On Support Relations Inference and Scene Hierarchy Graph Construction from Point Cloud in Clustered Environments
Gang Ma, Hui Wei
TL;DR
The paper addresses 3D scene understanding in clustered environments by extracting plane primitives from RGBD point clouds, constructing an adjacency graph, and inferring support relations through a bottom-up pipeline that culminates in a hierarchical scene graph. It introduces a combinatorial optimization formulation for primitive classification and a two-stage Local/Global support inference, demonstrated on the OSD and OCID datasets with strong primitive and graph-level performance. The key contributions are (i) a spatial-configuration detector for plane pairs, (ii) a robust primitive classification framework solved via a unary quadratic integer program, and (iii) a scalable, two-level scene hierarchy graph with an invisible root to ensure traversability. This approach complements RGB-based methods by leveraging rich 3D geometry and topology to enable more reliable grasping and task planning in robotic systems.
Abstract
Over the years, scene understanding has attracted a growing interest in computer vision, providing the semantic and physical scene information necessary for robots to complete some particular tasks autonomously. In 3D scenes, rich spatial geometric and topological information are often ignored by RGB-based approaches for scene understanding. In this study, we develop a bottom-up approach for scene understanding that infers support relations between objects from a point cloud.
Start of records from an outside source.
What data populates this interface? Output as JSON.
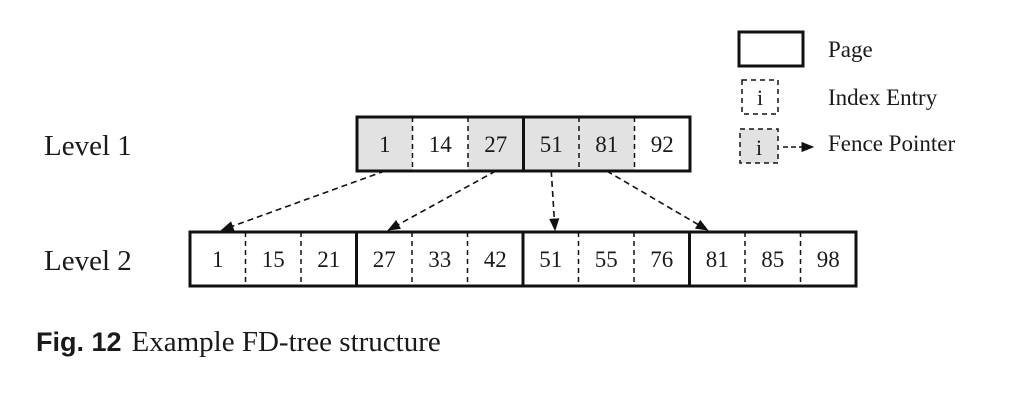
{
  "diagram": {
    "colors": {
      "stroke": "#111111",
      "fence_fill": "#e2e2e2",
      "background": "#ffffff",
      "text": "#1a1a1a"
    },
    "levels": [
      {
        "label": "Level 1",
        "pages": [
          {
            "entries": [
              {
                "value": "1",
                "fence": true
              },
              {
                "value": "14",
                "fence": false
              },
              {
                "value": "27",
                "fence": true
              }
            ]
          },
          {
            "entries": [
              {
                "value": "51",
                "fence": true
              },
              {
                "value": "81",
                "fence": true
              },
              {
                "value": "92",
                "fence": false
              }
            ]
          }
        ]
      },
      {
        "label": "Level 2",
        "pages": [
          {
            "entries": [
              {
                "value": "1",
                "fence": false
              },
              {
                "value": "15",
                "fence": false
              },
              {
                "value": "21",
                "fence": false
              }
            ]
          },
          {
            "entries": [
              {
                "value": "27",
                "fence": false
              },
              {
                "value": "33",
                "fence": false
              },
              {
                "value": "42",
                "fence": false
              }
            ]
          },
          {
            "entries": [
              {
                "value": "51",
                "fence": false
              },
              {
                "value": "55",
                "fence": false
              },
              {
                "value": "76",
                "fence": false
              }
            ]
          },
          {
            "entries": [
              {
                "value": "81",
                "fence": false
              },
              {
                "value": "85",
                "fence": false
              },
              {
                "value": "98",
                "fence": false
              }
            ]
          }
        ]
      }
    ],
    "pointers": [
      {
        "from_value": "1",
        "to_page": 0
      },
      {
        "from_value": "27",
        "to_page": 1
      },
      {
        "from_value": "51",
        "to_page": 2
      },
      {
        "from_value": "81",
        "to_page": 3
      }
    ],
    "legend": {
      "page_label": "Page",
      "index_entry_symbol": "i",
      "index_entry_label": "Index Entry",
      "fence_pointer_symbol": "i",
      "fence_pointer_label": "Fence Pointer"
    }
  },
  "caption": {
    "figure_number": "Fig. 12",
    "text": "Example FD-tree structure"
  }
}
Our approach utilizes the spatial topology information of the plane pairs in the scene, consisting of three major steps. 1) Detection of pairwise spatial configuration: dividing primitive pairs into local support connection and local inner connection; 2) primitive classification: a combinatorial optimization method applied to classify primitives; and 3) support relations inference and hierarchy graph construction: bottom-up support relations inference and scene hierarchy graph construction containing primitive level and object level. Through experiments, we demonstrate that the algorithm achieves excellent performance in primitive classification and support relations inference. Additionally, we show that the scene hierarchy graph contains rich geometric and topological information of objects, and it possesses great scalability for scene understanding.